The Salt Typhoon campaign has been described by many experts as one of the most significant cyber espionage operations in recent history. Yet for most outside the cybersecurity and intelligence sectors, it barely registered.

That’s part of what makes it so concerning.

This was not a high-profile, disruptive event. It was a carefully designed operation targeting telecommunications and critical infrastructure systems, with the aim of long-term access and quiet persistence. The objective was not to draw attention, but to blend in and remain operational over time.

These types of operations do not tend to make front-page news, but they represent some of the most sophisticated threats we face today.

Over the past two decades, across military and enterprise environments, I’ve observed how silent, sustained intrusions can often have greater long-term impact than immediate disruptions. When a malicious actor gains access to infrastructure that underpins communications, energy, or emergency systems, the concern extends far beyond data. It becomes about trust, continuity, and national resilience.

Similar patterns have emerged in other notable campaigns over the past few years. The challenge is not simply in identifying these threats but in understanding how they function as part of broader strategic objectives. Today’s cyber operations are not isolated incidents. They often form part of a long game,  designed to quietly accumulate advantage over time.

In this context, the importance of robust oversight and coordination cannot be overstated.

One of the concerns emerging from the Salt Typhoon incident is not just the technical nature of the breach, but the limited public response and the dissolution of independent mechanisms built to review and learn from events of this scale. A former member of the Cyber Safety Review Board has recently advocated for its reinstatement, highlighting the need for structures that are empowered to assess, investigate, and advise across sectors.

This is not about assigning blame. It’s about acknowledging that modern cybersecurity threats require equally modern responses,  ones that are cross-disciplinary, intelligence-led, and designed with long-term resilience in mind.

Throughout my career, I’ve worked with organisations across critical infrastructure, finance, and government sectors who believed they were secure because they met compliance benchmarks. But compliance alone is not protection. In several cases, by the time we were called in to assess an incident, the compromise had been active for months, undetected and unrestricted.

This points to a recurring gap, between perceived security and actual security. Between documentation and detection. Between technical readiness and strategic readiness.

Cybersecurity today is not a purely technical function. It is deeply connected to business continuity, national strategy, and public confidence.
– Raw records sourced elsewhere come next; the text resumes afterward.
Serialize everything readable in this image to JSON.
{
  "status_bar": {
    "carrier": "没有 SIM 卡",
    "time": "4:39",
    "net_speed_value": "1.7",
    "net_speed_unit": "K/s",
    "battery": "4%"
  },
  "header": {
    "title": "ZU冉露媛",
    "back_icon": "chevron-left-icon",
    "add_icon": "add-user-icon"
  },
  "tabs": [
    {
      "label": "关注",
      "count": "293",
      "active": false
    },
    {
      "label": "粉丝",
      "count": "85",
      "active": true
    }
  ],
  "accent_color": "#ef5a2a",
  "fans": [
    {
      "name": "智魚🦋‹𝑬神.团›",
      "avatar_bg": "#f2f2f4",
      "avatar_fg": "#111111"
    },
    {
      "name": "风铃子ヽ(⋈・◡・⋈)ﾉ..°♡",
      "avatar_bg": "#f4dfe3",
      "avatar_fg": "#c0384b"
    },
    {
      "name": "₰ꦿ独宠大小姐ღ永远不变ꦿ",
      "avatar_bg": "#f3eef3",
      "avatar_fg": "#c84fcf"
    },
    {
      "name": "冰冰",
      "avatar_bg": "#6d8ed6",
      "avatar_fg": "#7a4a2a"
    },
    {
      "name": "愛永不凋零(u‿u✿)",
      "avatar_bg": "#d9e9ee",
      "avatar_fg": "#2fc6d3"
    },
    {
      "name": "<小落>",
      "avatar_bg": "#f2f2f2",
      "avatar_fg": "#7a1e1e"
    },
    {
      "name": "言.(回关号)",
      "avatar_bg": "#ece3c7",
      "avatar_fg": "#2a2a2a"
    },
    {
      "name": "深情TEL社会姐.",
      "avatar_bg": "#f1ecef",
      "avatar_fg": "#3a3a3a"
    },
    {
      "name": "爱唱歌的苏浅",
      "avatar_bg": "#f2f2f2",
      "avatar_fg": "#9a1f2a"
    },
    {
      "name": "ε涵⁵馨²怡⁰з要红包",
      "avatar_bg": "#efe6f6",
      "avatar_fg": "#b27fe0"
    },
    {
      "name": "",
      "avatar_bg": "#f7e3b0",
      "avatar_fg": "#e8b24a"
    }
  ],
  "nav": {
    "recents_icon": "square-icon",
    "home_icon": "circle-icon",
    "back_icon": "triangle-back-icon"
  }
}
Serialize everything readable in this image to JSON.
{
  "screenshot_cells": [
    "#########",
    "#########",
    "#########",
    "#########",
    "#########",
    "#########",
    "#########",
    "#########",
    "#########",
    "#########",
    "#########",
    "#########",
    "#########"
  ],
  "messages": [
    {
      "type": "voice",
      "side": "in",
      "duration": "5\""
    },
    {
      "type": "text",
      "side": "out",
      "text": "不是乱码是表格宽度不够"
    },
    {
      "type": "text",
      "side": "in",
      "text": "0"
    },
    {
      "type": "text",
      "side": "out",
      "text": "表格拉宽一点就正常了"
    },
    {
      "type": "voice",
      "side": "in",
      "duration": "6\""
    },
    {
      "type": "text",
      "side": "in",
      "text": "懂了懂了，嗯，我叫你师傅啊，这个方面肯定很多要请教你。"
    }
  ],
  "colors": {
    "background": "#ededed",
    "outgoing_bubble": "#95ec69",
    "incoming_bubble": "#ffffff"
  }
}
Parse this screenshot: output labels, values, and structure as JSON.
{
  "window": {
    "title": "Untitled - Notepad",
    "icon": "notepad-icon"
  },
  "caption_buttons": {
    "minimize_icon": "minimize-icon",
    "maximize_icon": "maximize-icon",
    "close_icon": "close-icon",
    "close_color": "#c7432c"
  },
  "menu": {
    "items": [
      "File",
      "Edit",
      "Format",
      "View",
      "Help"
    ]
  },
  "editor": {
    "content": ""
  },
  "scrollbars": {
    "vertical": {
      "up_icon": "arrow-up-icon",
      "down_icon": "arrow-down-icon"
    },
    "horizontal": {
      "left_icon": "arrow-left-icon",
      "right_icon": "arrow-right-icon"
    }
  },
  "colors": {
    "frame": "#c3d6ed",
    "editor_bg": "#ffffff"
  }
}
Addressing sophisticated campaigns like Salt Typhoon requires collaboration across all of those domains.

Inaction should not be confused with neutrality. When the threat landscape evolves quietly, so must our defences. That means continuing to invest in the structures, partnerships, and intelligence capabilities that will allow us to see clearly and act decisively, not just when an incident occurs, but long before.

Salt Typhoon is a reminder. Not just of the capabilities that exist in the world, but of the importance of building systems that are mature, adaptive, and ready to respond when silence itself is the signal.